No sé si empezar éste blog con el título al que le he puesto a la primera entrada es lo más correcto, sin embargo me parece una buena forma de iniciarlo. Sin romper formalismos y siendo políticamente correcta, me parece adecuado hacer una pequeña a introducción a lo que será a partir de ahora un compañero de viaje a todo lo que sucede en mi mente, o quizá en la mente de otros, y me inspiran de modo que lo plasme en escritos que iré dejando por aquí. No voy a ceñirme a ningún tema, pero tampoco voy a tratar de hacer pasar desapercibido mi punto de vista, porque esto es, al fin y al cabo, lo más parecido a un diario personal.

En cuanto al título, me parece un buen tópico literario para la expresión de benevolencia, manifiesto de humildad por parte del que escribe, los hay que lo consideran un gesto de “falsa humildad”, pero dejaré que cada cual haga sus deducciones. Así pues, el título va acompañado de “XXI” para que, sin quebrantar clasicismos, pueda añadirle un toque actual a ésta nueva página, ya que son los temas en los que suelo indagar.
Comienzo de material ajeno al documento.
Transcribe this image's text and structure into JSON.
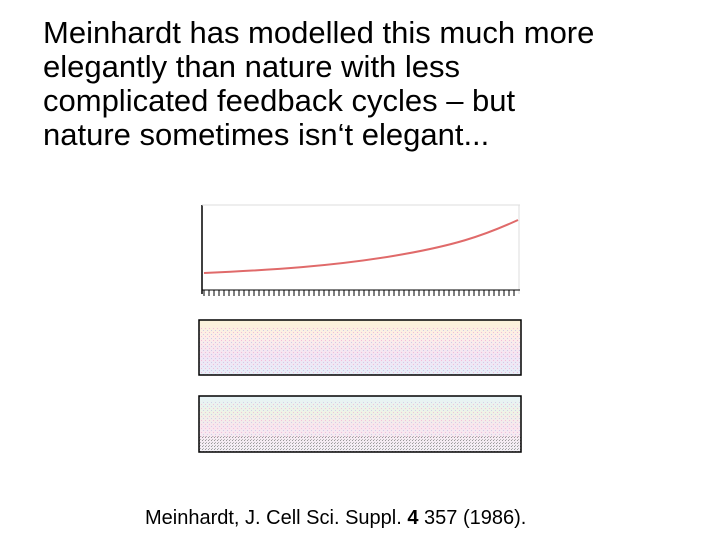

Finalmente, te doy la bienvenida a ti, primer, segundo o enésimo lector/a, espero no decepcionarte y que alguna de mis palabras te sirvan para algo, o al menos te sientas reflejado en alguna línea por muy breve que sea. Trataré de ser concisa y clara, tomando por patrón la cita de Mark Twain que hallaréis debajo del título, ya que “la diferencia entre la palabra acertada y la palabra casi acertada, es la que hay entre la luz de un rayo y una luciérnaga”.